America’s growing use of ethanol reduced wholesale gasoline prices by an average of $1.09 a gallon in 2011, according to updated research conducted by economics professors at the University of Wisconsin and Iowa State University and released by the Center for Agricultural and Rural Development.
Before you start salivating over that number, however, keep in mind that the research was partially funded by the Renewable Fuels Association, which has an enormous stake in promoting biofuel production. More on that in a moment.
The analysis, an update to a 2009 report published in Energy Policy was authored by Dermot Hayes, professor of economics and of finance at Iowa StateUniversity, and Xiaodong Du, assistant professor in the Department of Agricultural and Applied Economics at the University of Wisconsin. Their analysis determined that gasoline prices have been reduced by an average of 29 cents a gallon, or 17%, from 2000 to 2011 due to the addition of ethanol to motor fuel.
“Ethanol production has added significantly to the volume of fuel available in the U.S.,” said Hayes. “It is as if the U.S. oil refining industry had found a way to extract 10% more gasoline from a barrel of oil.”
The added supply, according to Hayes and Du, helped alleviate periodic gasoline shortages caused by limited refinery capacity. It has also changed the relative prices of gasoline and diesel and allowed U.S. oil companies to become net exporters of gasoline.
That last part is true. For the first time since 1949, the United States exported more gasoline, heating oil and diesel fuel last year than it imported, according to an Energy Department report. To offset soft domestic demand for fuel, U.S. refiners exported 439,000 barrels a day more than were imported the year before. Meanwhile, imports of crude oil and related products fell 11% last year, reaching a level not seen since 1995.
It would be great if those statistics reflected greater U.S. petroleum production, such that oil companies had a surplus to export.
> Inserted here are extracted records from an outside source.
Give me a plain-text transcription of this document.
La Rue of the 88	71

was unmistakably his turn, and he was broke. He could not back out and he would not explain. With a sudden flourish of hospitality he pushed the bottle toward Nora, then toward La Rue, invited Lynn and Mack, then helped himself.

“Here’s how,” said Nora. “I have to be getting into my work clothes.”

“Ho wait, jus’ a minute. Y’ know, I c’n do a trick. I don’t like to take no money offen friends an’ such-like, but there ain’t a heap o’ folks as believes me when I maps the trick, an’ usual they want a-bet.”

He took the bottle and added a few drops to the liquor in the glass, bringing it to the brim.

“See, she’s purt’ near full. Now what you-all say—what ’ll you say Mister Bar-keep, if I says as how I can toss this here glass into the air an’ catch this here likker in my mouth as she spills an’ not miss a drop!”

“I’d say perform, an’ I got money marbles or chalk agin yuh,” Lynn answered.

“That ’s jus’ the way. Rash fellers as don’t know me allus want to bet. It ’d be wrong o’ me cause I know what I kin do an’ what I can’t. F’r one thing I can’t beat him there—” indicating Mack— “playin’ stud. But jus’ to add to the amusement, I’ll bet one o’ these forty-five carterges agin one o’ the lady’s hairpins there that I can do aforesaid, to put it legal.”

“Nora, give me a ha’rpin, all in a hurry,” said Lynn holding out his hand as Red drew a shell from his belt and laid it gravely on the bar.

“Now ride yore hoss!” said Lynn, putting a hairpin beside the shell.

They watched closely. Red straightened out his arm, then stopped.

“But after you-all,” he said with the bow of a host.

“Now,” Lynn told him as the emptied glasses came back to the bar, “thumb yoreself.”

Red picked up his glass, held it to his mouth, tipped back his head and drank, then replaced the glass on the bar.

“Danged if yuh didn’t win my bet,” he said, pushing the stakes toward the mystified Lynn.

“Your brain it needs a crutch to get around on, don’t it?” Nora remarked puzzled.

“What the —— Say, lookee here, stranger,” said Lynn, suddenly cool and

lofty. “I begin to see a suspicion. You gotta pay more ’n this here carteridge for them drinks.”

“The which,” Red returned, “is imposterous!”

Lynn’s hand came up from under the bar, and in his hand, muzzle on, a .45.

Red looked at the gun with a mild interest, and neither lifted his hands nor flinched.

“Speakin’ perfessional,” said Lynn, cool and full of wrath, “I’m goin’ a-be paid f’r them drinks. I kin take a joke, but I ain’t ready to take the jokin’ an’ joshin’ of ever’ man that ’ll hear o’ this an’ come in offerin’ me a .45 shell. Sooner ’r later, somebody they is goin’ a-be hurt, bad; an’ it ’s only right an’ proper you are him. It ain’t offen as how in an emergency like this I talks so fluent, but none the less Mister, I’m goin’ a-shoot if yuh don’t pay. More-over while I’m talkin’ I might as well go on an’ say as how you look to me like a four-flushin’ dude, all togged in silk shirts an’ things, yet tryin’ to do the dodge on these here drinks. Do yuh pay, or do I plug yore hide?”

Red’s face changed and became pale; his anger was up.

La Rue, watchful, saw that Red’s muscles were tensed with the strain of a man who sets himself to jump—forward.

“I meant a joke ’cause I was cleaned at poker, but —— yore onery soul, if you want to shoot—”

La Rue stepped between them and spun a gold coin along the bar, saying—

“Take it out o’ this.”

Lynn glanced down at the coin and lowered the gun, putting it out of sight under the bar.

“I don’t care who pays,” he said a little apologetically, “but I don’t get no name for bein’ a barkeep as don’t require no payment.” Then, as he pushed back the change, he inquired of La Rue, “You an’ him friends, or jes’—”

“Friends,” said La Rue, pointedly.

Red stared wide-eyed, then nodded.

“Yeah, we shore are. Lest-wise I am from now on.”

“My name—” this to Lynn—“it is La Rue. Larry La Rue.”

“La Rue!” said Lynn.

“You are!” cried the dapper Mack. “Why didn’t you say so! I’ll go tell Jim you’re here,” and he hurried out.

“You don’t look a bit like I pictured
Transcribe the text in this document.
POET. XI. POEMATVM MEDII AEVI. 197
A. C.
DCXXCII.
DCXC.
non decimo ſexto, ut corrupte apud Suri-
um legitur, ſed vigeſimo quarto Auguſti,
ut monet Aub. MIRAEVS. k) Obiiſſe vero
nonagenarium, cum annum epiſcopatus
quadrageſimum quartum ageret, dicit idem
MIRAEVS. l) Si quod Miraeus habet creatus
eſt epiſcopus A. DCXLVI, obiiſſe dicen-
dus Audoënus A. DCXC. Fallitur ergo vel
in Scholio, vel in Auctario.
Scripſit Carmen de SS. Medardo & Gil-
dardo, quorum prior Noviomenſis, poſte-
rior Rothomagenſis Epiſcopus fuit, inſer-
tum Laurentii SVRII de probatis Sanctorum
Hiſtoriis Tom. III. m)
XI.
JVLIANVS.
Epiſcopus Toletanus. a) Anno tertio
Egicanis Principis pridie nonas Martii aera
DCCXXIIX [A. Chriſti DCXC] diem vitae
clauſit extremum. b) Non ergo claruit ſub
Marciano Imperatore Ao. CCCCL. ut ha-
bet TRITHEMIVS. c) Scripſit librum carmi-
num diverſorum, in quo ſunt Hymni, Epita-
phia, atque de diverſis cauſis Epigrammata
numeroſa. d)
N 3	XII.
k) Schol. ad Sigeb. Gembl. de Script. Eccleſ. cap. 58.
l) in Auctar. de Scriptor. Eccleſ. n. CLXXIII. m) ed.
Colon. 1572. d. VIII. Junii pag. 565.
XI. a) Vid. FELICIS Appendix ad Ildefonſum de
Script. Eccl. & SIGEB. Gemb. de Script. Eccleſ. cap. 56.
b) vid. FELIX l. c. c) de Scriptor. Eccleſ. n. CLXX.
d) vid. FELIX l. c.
If you know anything about the global oil market, though, you know it doesn’t operate on strict supply-and-demand metrics.
Here’s how the Wall Street Journal sized it up: “To boost margins at Gulf Coast refineries, Valero and the other [refineries] are exporting more refined products, both gasoline and higher-priced diesel fuel. The secret to making a profit in refining these days is for refiners to source crude oil domestically [at lower prices] and then sell the refined products to U.S. consumers at [higher] prices based on imported oil.”